Sunday, October 11, 2009

Ideaaaaa

I had a pretty good idea to write but I forgot it. It's a really crappy feeling too, losing something that you thought was pretty solid in my head. I'm trying to retrace my steps to see if I can catch it again. As soon as I trace it I'm pinning it down. I was at work. I was eating breakfast, which consisted of ovaltine and pop-tarts. Then I... was eating this crappy candy from my childhood. Hey! That's what it was! I was going to write about how things from my childhood don't enthrall me as much anymore.

Well, now that I have THIS, I might as well save that concept for another day. It's not technically cheating, I think...

*ahem*

I hate it when I lose ideas. Sometimes I'll see a certain person on-campus, and I'll think "hey, they'd make a nice story." Or I'll be daydreaming and stumble on something interesting. I find random tidbits in books that could be used for conversation pieces, and I discover deep, philosophical quotes I can base a post on. And just like that they're gone, lost in the inability to retain most anything within my short-term memory. Not to say, however, that I always forget great, or even good ideas. I forget about things that suddenly sprout up in the back of my mind that I'm glad I didn't do (tribal tattoo, eighteenth birthday for one). I remember how at one point I wanted to own a snuggie (I refuse to buy one now because they made these "designer" prints, which are basically leopard-spotted, meaning that they have more or less affirmed that their audience are tacky moms who wear stiletto heels to the grocery store. DAMN YOU PRODUCT MARKETING!). I also groan at how I tried to be emo or indie or whatever in high school, wishing that idea had left my head at the time (More on that later. Actually no, never). But, no matter how I try to see the silver lining, an idea lost is an idea wasted, regardless if it's good or not.

David Sedaris is one of my favorite memoir writers. He notes that he keeps a little notebook around with him, jots down notes, and elaborates on them later. I actually tried this for a day. I was really nervous about looking pretentious, busting out some random notepad and just writing in the middle of nowhere, so whenever a thought or observation struck me, I would run off to a secluded corner and write it down. Eventually, I would start annotating anything interesting, and every couple minutes I would run off to some shady corner, then reenter society, looking over my shoulders, writing in a notebook furtively. If anyone was watching me, they'd probably think that I was engaging in multiple drug deals. It got so bad that I pretty much only use that little notebook to compose my grocery list now.

If I find something I HAVE to write about, I think about it constantly. I try to sear it into my brain, hide the idea in the wrinkles of my lobe to pluck out later. But if I go with this method, it consumes my conscious. The concept will strike me at inopportune times: during classes and conversations, it's all white noise as my thoughts begin to blossom. I'll find myself unable to sleep, and then wake up to only be thinking again about the same thing. I'll have to write it, and then find myself unsatisfied because it doesn't match the words in my mind, and then keep writing over and over and over, knowing that there's just too much of a boundary between the words I write and the mental images within my head. I need to accept that these are two separate realities, and no matter how much I want the thing in my head to exist on the page, it can never be. The best I can have is a doppelganger, a somewhat accurate facsimile. It's PRACTICALLY the same, but there's just this one unspeakable quality that prevents it from being one and the same.

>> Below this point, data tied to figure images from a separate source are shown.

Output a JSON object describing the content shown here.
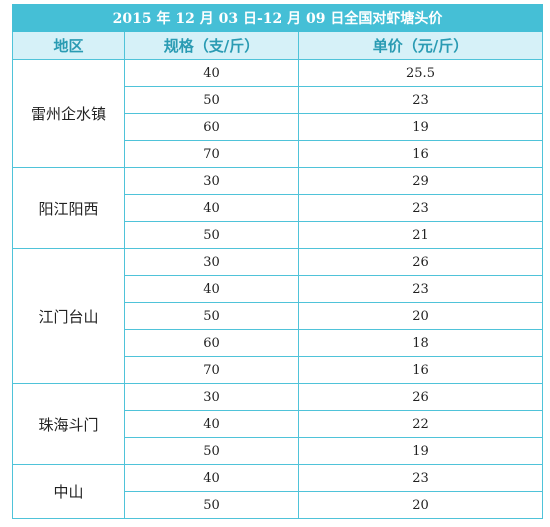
{
  "title": "2015 年 12 月 03 日-12 月 09 日全国对虾塘头价",
  "headers": {
    "region": "地区",
    "spec": "规格（支/斤）",
    "price": "单价（元/斤）"
  },
  "groups": [
    {
      "region": "雷州企水镇",
      "rows": [
        {
          "spec": "40",
          "price": "25.5"
        },
        {
          "spec": "50",
          "price": "23"
        },
        {
          "spec": "60",
          "price": "19"
        },
        {
          "spec": "70",
          "price": "16"
        }
      ]
    },
    {
      "region": "阳江阳西",
      "rows": [
        {
          "spec": "30",
          "price": "29"
        },
        {
          "spec": "40",
          "price": "23"
        },
        {
          "spec": "50",
          "price": "21"
        }
      ]
    },
    {
      "region": "江门台山",
      "rows": [
        {
          "spec": "30",
          "price": "26"
        },
        {
          "spec": "40",
          "price": "23"
        },
        {
          "spec": "50",
          "price": "20"
        },
        {
          "spec": "60",
          "price": "18"
        },
        {
          "spec": "70",
          "price": "16"
        }
      ]
    },
    {
      "region": "珠海斗门",
      "rows": [
        {
          "spec": "30",
          "price": "26"
        },
        {
          "spec": "40",
          "price": "22"
        },
        {
          "spec": "50",
          "price": "19"
        }
      ]
    },
    {
      "region": "中山",
      "rows": [
        {
          "spec": "40",
          "price": "23"
        },
        {
          "spec": "50",
          "price": "20"
        }
      ]
    }
  ]
}
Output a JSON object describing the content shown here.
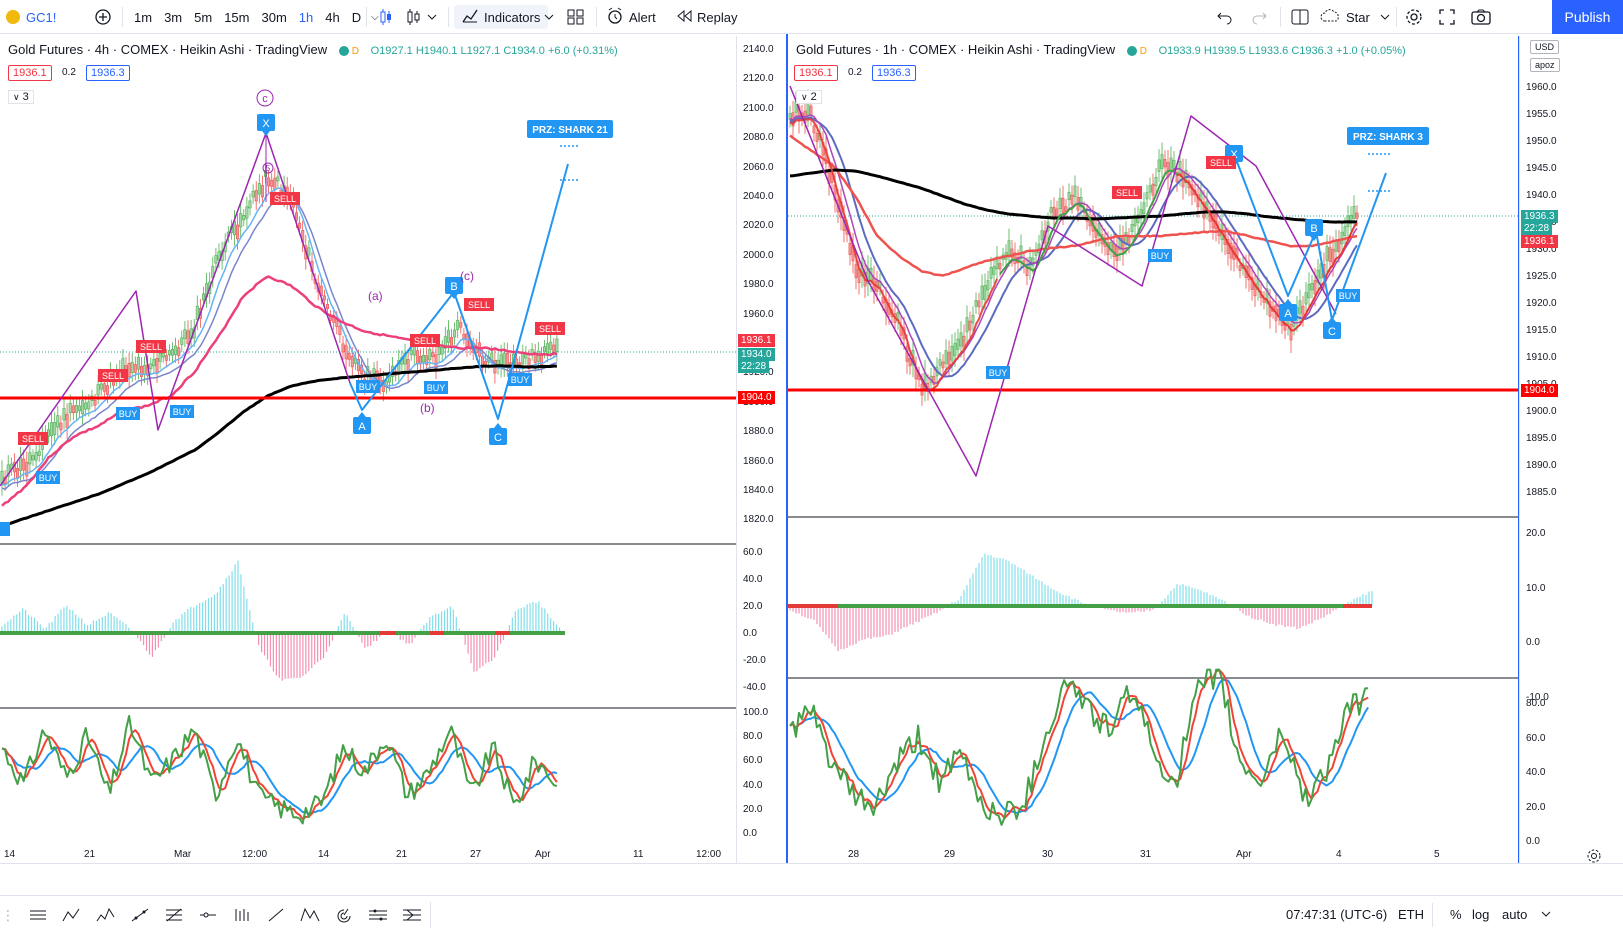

Lately I've just been kind of freestylin' on it. I read this novella, "Ron Carlson Writes A Story." It's about how the director of the UCI creative writing program goes about writing a story. I always figured, it was through detailed planning, meticulous editing and constant revising that a story finds it's way into existence but it's NOT. So Carlson thinks that he wants to write a story about a mattress that falls out of a truck. Great. Except he kind of word-vomits everything else. Characters, places, scenarios, all of it just comes out of his head and onto the paper haphazardly, but the thing is that it all WORKS, and that's because he's not just throwing crap together. He creates a character, and then lets them live their own lives. I've found that in my spontanaetiy I made some pretty good stuff (this blog, for example). So I think I'm going to use this approach a lot more.

The creative process is something that still befuddles me. Is there a certain approach to create certain things, or are our brains just wired to do something a certain way? I still don't really know what works for me. I plan intensely on papers only to realize I had TOO much; I write papers in mere hours and realize just how much another hour or two could have helped if I had only planned ahead. I guess I need to strike a fine balance, but in the meantime I guess writing casually is the best thing for me. No mental thoughts of a guilliotine above my head to keep my head down and write. If anything, casuality justifies my habit of putting things off until the very last minute, and I do indeed like that.